Indeed, packed into this relatively small and compact city are the
many arts, languages, beliefs, politics, celebrations, sports, and
institutions of diverse peoples--the very stuff of American Studies.
The Metropolis
The gleaming Gateway Arch marks Ground Zero of metropolitan St.
Louis, which stretches into Illinois through East St. Louis and
surrounding towns and counties, and west through St. Louis county
and beyond. It is home to some 2.5 million people, sprawling along
the traffic corridors that act as major arteries of growth. Though
relatively stable in population, the region grows larger in size
every year.
At the same time, the suburbs themselves are far from the cookie-cutter
image presented by media and critics; they are, in fact, diverse
in their race and ethnic composition, class, religion, and built
environment.
In the inner-ring suburbs, hugging the city proper, are municipalities
such as Wellston, Afton, Richmond Heights, Clayton, and cosmopolitan
University City. St. Ann, an early post-World War II tract development
for white working class families, arrays in compact curvilinear
streets lined with trees and small Cape Cod houses. African-American
middle class families have made a community out of the ranch homes
of Ferguson in North County, while a metropolitan elite occupy the
large estates of Ladue and Creve Coeur. Further out, a thriving
Asian Indian community, drawn to the high-tech software development
firms of the outer I-270 Loop, clusters in the Planned Unit Development
townhouses and apartments of Maryland Heights. St. Louis's new Chinatown
stretches along Olive Boulevard through the County, with groceries,
restaurants, and shops.
In all, 99 separate municipalities constitute the metropolitan polity,
a proliferation so intense that one scholar described the region
as "fragmented by design." Much of the new wealth, jobs, and hi-tech
development are concentrated in the Edge Cities that ring the periphery
and cluster astride the major traffic ways.
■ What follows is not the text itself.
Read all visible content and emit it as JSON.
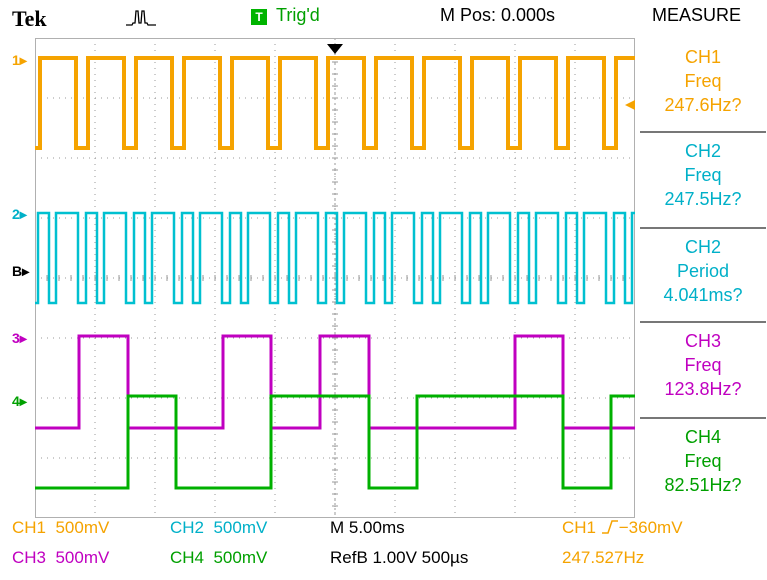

The metro area is served by Lambert International Airport, the Metrolink
trains and Metrobus routes, Amtrak, and the standard tangle of expressways,
spurs, loops, and interchanges. The region is home to a number of
great institutions and attractions found outside of the center city
of St. Louis, such as Cahokia Mounds, Laumeier Sculpture Garden,
Jefferson Barracks, Grant's Farm, and historic St Charles.
The region boasts an abundance of universities and colleges, archives,
libraries, historic buildings and sites, research centers, leisure
activities, and internship opportunities. Students in metropolitan
St. Louis have the benefit of exposure to a range of experiences
beyond the classroom; these serve to strengthen their education,
and add depth to the American Studies experience.